Composition of Linear mapping :-
Let V,W and U be vector spaces over a field F and let T:V->W & S:W->U be a linear mapping. The composite mapping SoT:V->U is defined by SoT(a)=S{T(a)},a€V.
It can easily be shown that the composite mapping is linear.

Inverse Mapping:-
A linear mapping T is invertible if & only if T is one-one & onto.
Let T:V->W is invertible then T^(-1) : W->V is linear(proof is done by using the definition of linear mapping).
A linear mapping is said to be non-singular if it is invertible.
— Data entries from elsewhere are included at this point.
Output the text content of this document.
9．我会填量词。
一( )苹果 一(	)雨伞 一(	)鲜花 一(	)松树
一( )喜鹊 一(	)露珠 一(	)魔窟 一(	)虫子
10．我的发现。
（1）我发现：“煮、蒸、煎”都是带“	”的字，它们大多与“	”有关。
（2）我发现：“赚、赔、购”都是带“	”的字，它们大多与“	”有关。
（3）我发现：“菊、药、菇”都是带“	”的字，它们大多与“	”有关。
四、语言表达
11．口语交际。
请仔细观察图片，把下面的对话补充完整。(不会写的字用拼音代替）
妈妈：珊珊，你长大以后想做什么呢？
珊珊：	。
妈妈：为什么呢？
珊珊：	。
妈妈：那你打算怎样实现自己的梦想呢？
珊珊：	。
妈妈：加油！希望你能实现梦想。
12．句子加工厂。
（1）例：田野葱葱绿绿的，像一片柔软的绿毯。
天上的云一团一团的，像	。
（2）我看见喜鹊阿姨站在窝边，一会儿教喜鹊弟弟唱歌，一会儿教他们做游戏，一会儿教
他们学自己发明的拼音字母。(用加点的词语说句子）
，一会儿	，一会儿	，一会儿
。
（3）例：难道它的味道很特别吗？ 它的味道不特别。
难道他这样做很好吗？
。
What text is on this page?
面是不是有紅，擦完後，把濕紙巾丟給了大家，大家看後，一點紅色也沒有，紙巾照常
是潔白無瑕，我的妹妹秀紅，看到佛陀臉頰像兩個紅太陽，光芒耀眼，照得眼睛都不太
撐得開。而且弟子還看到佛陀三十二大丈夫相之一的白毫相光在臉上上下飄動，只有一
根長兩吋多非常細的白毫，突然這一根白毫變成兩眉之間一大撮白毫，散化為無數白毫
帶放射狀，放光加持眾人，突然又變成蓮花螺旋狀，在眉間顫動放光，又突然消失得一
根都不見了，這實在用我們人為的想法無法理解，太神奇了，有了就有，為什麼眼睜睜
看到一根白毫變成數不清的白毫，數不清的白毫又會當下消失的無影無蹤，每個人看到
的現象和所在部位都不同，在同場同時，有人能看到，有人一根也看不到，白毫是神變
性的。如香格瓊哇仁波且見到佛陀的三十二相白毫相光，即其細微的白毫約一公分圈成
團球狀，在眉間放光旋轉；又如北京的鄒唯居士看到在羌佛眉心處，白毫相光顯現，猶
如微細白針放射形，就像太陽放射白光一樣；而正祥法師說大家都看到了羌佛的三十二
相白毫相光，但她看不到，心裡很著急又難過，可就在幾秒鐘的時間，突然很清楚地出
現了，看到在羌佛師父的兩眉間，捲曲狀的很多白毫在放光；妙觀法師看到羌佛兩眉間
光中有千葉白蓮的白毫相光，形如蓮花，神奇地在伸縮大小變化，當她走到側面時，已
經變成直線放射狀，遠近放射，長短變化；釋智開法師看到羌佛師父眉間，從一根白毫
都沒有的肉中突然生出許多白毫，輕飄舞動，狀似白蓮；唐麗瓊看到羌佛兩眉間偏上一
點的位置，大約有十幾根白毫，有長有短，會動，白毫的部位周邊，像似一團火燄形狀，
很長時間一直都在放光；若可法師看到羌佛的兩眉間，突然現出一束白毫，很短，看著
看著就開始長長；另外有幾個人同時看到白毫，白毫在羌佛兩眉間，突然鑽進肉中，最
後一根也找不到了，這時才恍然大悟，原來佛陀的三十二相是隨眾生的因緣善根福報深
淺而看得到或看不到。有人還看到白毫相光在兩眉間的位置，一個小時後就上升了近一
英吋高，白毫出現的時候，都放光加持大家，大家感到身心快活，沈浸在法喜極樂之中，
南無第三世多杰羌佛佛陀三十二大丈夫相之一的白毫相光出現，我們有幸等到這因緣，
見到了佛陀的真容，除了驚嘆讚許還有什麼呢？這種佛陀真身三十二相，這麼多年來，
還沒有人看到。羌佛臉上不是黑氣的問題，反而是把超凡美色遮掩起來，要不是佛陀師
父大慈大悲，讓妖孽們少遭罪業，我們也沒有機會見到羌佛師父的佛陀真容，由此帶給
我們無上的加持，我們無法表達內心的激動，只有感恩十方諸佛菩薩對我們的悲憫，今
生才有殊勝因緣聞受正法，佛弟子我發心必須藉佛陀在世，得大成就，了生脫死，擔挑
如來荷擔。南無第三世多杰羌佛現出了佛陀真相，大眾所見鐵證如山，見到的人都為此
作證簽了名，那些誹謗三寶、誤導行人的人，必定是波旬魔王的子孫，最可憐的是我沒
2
Ex. A linear mapping T:R^3->R^3 is defined by T(x,y,z)=(x-y,x+2y,y+3z),(x,y,z)€R^3. Show that T is non-singular & determine T^(-1).
Sol:- T is a linear mapping.
T(x,y,z)=(0,0,0) => x=y=z=0.
Ker(T)={0}. T is one-one.
And dim(V)=dim(W)=3, so T is onto.
So,it is non-singular & invertible.
Let T^(-1)(x,y,z)=(a,b,c)
=> T(a,b,c)=(x,y,z)=(a-b,a+2b,b+3c)
Then a-b=x , a+2b=y , b+3c=z
Solve for a,b,c & you will get the answer.

Matrix representation of a linear mapping:-
Ex.1. A linear T:R^3->R^2 is defined by   T(x,y,z)=(3x-2y+z,x-3y-2z) ,(x,y,z)€R^3.
Find the matrix of T relative to the ordered bases
{(1,0,0),(0,1,0),(0,0,1)} of R^3 and {(1,0),(0,1)} of R^2.Also find rank(T).
Sol : T(1,0,0)=(3,1)=3(1,0)+1(0,1)
T(0,1,0)=(-2,-3)=-2(1,0)-3(0,1)
T(0,0,1)=(1,-2)=1(1,0)-2(0,1)
So the matrix of T is   ( 3    -2    1 )
( 1    -3   -2 )
The rank of these 2*3 matrix is 2,so rank(T)=2.

Ex.2. (IIT JAM-2010) Consider the transformation T: R^3 -> R^3 given by
T(x,y,z)=(kx+y+z,x+ky+z,x+y+kz).
Find the matrix P associated with the above transformation with respact to the standard basis. Further,find the values of k for which P has zero as one of its eigen values.
Sol : {(1,0,0),(0,1,0),(0,0,1)} be the standard basis.
Now T(1,0,0)=(k,1,1)=ke1+1e2+1e3
T(0,1,0)=(1,k,1)=1e1+ke2+1e3
T(0,0,1)=(1,1,k)=1e1+1e2+ke3
Hence the associated matrix P(3*3) is given by
P  = ( k  1  1 )
( 1  k  1 )
( 1  1  k )
Now put k=1,then see that P has zero as one of its eigen values.